Architects are Uniquely Prepared to Excel at Sales Calls

By Marcy Steinberg

Many architects bemoan the public request-for-proposal (RFP) process. A client with the authority to continue hiring you, sans RFP, is so much better. Yet, many designers won’t pick up the phone to start such client relationships. They continue to comb the public notices for RFPs. They are afraid of “cold calls” and they think they aren’t good at sales. After all, they are designers, not salespeople.

If only designers knew just how well their profession has prepared them to be consummate salespeople.

A look at what’s behind current sales lingo shows that what designers do, every day, is what sales people struggle to learn how to do.

Consultative Sales
This method shifts salespeople from selling to consulting. They identify needs, they suggest solutions. They want clients to see them not as sales representatives, but as consultants.

Conceptual Selling
The foundation of conceptual selling is reaching a thorough understanding of the client’s goals, needs, and hopes, collectively referred to as the client’s concept. It is the salesperson’s job to get into the client’s head, then conceptualize and present solutions. It requires asking more than telling and listening more than speaking. It can require site visits and other research. Sound familiar?

Designers’ Selling Savvy
The skills architects have developed in programming, design conceptualization, and design presentation are precisely those that superior salespeople use to uncover their potential client’s concept, identify beneficial solutions, successfully sell those solutions, and position themselves as the consultant to turn to next time. Take a closer look at how your work makes you more prepared to sell than most salespeople are:

  1. Programming: You draw out your client’s goals and needs. You collect facts. You state the problem. You do this by asking the right questions at the right time. The Problem Seeking techniques architects read about in William Peña’s programming book by that name are the very techniques salespeople try to use. Like you, they are, or should be, asking questions, listening, asking more questions, listening more, coming to a thorough and perceptive understanding of the client’s true needs, and itemizing what it will take to meet those needs.
  2. Design Concept: Now you generate design concepts to meet those identified needs. Again, notice the parallel to what the conceptual salesperson is trying to do: analyze the client’s needs and come back with proposed products and/or services to meet them.
  3. Presentation: You show your clients what you have designed for them, you help them visualize it, and you generate confidence, excitement and anticipation of the benefits they’ll gain. Sounds like a “to-die-for” skill to the struggling salesperson!

Apply It!
There are specific methods and vocabulary that the best sales people use. You already use of many of them, too. Let’s review some basics when it comes to putting design methods into a sales context.

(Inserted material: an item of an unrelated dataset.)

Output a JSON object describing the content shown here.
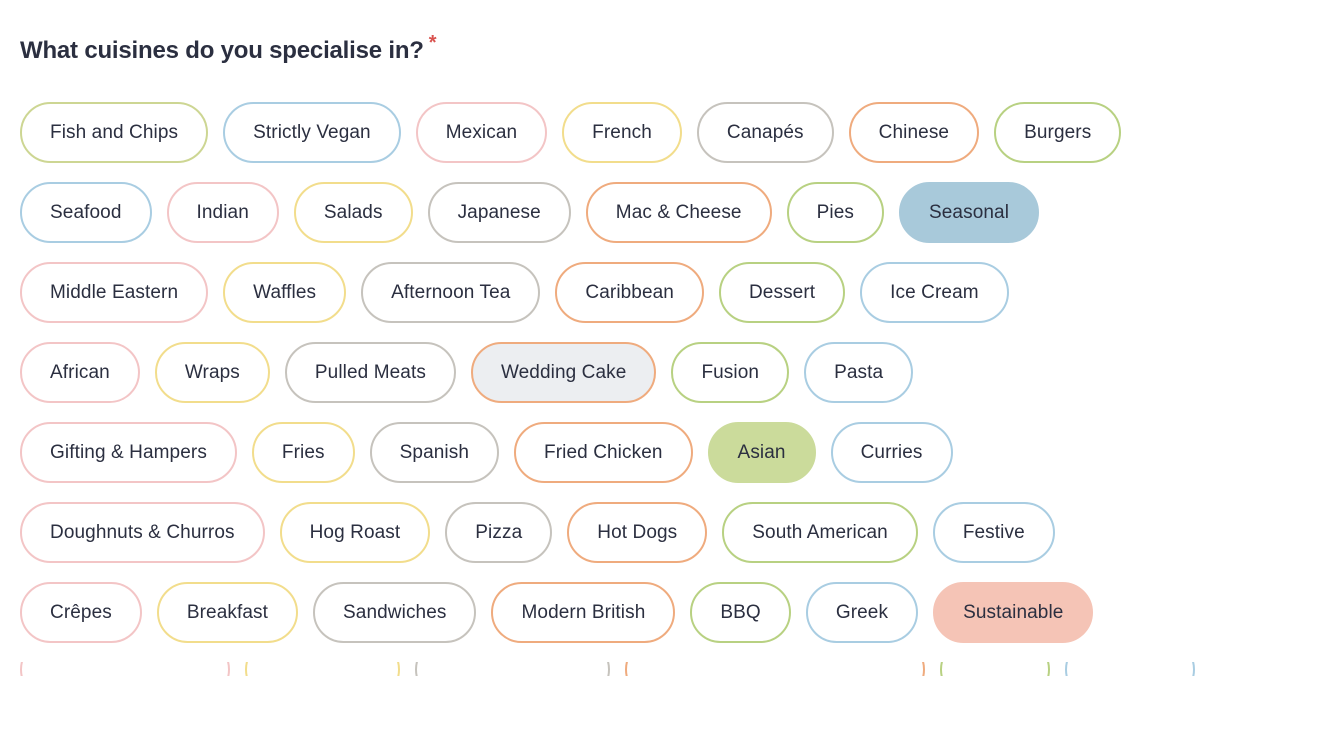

  1. Never make a cold call!
    Turn a cold call into a warm call with a little research.
  2. Prep your call or visit.
    Review what you have learned about the client, the company, its successes and challenges, and its decision-making process Anticipate the questions you might be asked.
  3. Determine your purpose.
    What should happen as a result of this call or visit? What’s next?
  4. Determine client’s purpose.
    Why should this potential client want to accept your call?
  5. Jot down the questions you plan to ask.
    Avoid questions that can be answered with yes or no. Asking whether the person you are speaking to is the decision-maker gets you a yes or a no, and leaves the impression that you are interested only in your own bottom line. Asking how these kinds of decisions are made in the company opens up a conversation.
  6. Jot down your key message.
    What’s the one thing you want the client to know about you and why she should meet with you? This statement should be short enough to leave on voice mail. Memorize it.
  7. Identify Your Proof.
    How will you demonstrate that you have done your homework, know the client’s challenges, and have ideas that can help? How will you demonstrate that your ideas have helped others? Think “stats and stories.”
  8. Decide what to take.
    What might the client want to see? What shall you use for show and tell and leave behinds?
  9. Watch Your Vocabulary.
    As architects who are trying to sell, you have two vocabulary challenges—archibabble and salesbabble. Neither go over well. After interviewing design clients, watching selection interviews, and role-playing sales presentations, I compiled a list of words that don’t work. When I ask architects and engineers to try to imagine what’s on this list, they can usually do so—they do know the words that are overused and becoming useless. But they don’t replace them. Can you?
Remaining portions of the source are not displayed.